Proceeding now to investigate the evidence which was before the Board of Liquor Control and which was the same evidence upon which the appeal was prosecuted to the Common Pleas Court of Franklin County, we find conditions existing upon the permit premises of Mae Fernberg, d. b. a. Hinky Dinks, the evidence of which was so sordid that the Common Pleas Court felt it improper to recite the same and this Court will not go into detail in a recitation of the occurrences upon such premises which, in our opinion, establish these premises as a place where common prostitutes were accustomed to frequent, plying their trade in the premises, inviting men to go with them to rooms where sexual, intercourse was indulged, and where upon such premises there were many brawls, where patrons were sitting at tables in a drunken condition, with intoxicants in front of them, where patrons were found with dangerous weapons upon their persons and where apparently from the evidence and the frequency with which the police officers had been called to the permit premises to make arrests and where upon such arrests the persons arrested were convicted in the Municipal Court of Cincinnati of various crimes charged against them, and from all of the evidence shown in the record it is clear to this -Court that the business operated at the place known as Hinky Dinks constituted a bawdy house of the worst character, and as to which the proprietor of the business or her agents or employees made little or no effort to suppress the sordid conduct carried on therein, although from the frequency of such conduct the proprietor and her employees could not have failed to' be cognizant.

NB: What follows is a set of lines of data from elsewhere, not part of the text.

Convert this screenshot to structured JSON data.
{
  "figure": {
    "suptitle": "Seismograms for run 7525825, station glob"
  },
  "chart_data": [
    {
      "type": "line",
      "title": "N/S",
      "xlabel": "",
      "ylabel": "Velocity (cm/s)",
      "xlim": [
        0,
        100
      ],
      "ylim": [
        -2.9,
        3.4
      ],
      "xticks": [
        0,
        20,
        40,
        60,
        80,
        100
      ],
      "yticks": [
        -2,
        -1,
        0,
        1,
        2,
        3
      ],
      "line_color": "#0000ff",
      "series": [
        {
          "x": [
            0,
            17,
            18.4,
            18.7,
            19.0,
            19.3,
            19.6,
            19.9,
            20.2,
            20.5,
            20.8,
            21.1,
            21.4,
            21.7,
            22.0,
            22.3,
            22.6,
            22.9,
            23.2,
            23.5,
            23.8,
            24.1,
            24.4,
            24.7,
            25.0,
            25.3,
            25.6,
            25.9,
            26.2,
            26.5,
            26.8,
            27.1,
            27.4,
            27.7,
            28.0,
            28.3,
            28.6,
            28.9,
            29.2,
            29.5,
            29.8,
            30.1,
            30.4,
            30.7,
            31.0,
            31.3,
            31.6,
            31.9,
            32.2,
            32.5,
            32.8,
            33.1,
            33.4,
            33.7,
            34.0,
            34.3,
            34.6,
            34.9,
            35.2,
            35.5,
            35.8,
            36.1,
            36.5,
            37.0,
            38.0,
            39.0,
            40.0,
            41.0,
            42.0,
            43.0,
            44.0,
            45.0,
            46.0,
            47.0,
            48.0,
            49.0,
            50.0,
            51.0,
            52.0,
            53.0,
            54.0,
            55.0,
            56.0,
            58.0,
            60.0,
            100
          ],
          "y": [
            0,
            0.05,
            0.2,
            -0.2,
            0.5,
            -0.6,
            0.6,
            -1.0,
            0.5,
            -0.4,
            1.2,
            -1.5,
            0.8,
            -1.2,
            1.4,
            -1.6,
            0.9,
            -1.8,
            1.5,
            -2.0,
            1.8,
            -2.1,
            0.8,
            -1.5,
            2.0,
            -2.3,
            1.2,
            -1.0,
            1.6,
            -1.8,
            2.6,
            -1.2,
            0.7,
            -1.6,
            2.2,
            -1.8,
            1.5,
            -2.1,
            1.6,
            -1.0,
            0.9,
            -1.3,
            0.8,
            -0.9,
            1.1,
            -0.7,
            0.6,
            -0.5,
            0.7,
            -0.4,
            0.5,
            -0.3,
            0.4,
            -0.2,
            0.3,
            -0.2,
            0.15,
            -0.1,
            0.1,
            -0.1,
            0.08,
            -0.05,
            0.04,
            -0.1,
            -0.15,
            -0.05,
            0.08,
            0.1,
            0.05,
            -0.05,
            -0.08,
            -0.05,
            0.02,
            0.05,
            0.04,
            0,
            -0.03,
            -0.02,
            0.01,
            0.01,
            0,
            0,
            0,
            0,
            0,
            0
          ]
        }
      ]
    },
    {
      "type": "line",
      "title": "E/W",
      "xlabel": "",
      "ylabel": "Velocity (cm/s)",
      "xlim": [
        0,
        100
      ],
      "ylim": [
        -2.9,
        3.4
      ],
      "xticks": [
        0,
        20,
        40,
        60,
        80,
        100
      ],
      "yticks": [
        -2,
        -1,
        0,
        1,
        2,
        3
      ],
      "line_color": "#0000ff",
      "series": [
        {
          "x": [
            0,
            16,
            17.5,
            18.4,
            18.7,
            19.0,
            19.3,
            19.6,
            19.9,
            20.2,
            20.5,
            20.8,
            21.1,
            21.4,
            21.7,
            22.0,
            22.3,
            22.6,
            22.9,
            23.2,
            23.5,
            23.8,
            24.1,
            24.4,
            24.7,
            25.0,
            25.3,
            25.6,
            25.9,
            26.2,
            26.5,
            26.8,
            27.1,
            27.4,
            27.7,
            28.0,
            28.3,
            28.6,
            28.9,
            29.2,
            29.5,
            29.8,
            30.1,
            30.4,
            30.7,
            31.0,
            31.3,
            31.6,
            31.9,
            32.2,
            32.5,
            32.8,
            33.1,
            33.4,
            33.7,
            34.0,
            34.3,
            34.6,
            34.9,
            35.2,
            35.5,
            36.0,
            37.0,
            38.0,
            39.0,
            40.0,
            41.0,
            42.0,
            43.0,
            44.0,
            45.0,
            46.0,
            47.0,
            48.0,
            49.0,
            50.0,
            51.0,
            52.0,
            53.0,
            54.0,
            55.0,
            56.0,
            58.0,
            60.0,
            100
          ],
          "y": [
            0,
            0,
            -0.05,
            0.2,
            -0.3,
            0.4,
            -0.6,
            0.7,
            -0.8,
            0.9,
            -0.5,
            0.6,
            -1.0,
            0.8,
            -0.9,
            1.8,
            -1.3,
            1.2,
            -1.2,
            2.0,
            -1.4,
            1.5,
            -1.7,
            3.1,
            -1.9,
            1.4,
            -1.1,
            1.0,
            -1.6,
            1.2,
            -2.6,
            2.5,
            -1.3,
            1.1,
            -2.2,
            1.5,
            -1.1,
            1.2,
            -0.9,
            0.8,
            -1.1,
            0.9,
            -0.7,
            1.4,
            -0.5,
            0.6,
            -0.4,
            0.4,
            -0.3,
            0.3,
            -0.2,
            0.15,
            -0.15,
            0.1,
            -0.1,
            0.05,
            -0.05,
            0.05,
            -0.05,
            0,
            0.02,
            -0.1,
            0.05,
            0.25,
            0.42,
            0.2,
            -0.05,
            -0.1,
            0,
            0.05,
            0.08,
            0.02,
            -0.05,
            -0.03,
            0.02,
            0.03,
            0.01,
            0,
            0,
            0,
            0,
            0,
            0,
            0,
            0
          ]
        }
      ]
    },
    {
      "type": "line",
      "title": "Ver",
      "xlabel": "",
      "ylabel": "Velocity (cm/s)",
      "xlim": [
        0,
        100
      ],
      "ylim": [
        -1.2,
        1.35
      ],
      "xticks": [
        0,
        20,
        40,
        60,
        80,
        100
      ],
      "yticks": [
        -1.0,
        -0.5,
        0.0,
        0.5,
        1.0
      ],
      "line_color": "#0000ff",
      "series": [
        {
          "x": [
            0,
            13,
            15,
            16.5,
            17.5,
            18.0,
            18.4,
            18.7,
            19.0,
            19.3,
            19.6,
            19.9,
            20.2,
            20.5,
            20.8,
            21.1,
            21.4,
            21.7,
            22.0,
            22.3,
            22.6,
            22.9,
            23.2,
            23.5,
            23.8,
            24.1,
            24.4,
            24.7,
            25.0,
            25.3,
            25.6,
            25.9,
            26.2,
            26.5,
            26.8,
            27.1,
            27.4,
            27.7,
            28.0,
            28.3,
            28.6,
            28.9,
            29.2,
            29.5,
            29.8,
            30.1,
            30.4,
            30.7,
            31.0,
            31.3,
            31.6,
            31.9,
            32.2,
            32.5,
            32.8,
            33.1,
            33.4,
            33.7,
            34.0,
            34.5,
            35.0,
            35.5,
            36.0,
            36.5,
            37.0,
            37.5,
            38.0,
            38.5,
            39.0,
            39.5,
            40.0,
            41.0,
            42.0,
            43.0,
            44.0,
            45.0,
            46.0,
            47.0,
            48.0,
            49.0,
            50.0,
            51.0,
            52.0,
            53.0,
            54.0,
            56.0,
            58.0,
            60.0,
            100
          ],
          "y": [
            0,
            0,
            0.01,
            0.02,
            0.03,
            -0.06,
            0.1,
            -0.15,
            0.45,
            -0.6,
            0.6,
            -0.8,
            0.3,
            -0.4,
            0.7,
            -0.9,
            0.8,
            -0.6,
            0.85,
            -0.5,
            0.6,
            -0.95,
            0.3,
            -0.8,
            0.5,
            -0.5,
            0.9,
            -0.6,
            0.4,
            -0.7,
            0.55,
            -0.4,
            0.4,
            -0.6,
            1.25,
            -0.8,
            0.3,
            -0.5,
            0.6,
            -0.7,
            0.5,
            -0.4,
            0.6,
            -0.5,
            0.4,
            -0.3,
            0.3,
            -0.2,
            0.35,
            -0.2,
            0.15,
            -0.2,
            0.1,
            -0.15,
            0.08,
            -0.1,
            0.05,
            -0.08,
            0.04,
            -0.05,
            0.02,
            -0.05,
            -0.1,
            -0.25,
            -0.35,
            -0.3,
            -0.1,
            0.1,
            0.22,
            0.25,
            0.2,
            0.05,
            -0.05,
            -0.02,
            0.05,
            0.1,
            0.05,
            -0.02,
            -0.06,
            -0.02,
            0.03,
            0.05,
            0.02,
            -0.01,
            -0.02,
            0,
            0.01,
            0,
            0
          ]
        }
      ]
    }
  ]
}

This Court finds specifically that there is abundant evidence shown in the transcript of the testimony before the Board of Liquor Control of probative, reliable and substantial nature which properly and legally authorized the Board to deny the renewal of an application for the permit, as shown by its decision, and that the Common Pleas Court was in error in reversing the judgment of the Board of Liquor Control and in enjoining the Board from interfering with the business conducted at the place known as Hinky Dinks.

The judgment of the Common Pleas Court is therefore reversed, held for naught and the injunction issued by that Court is dissolved.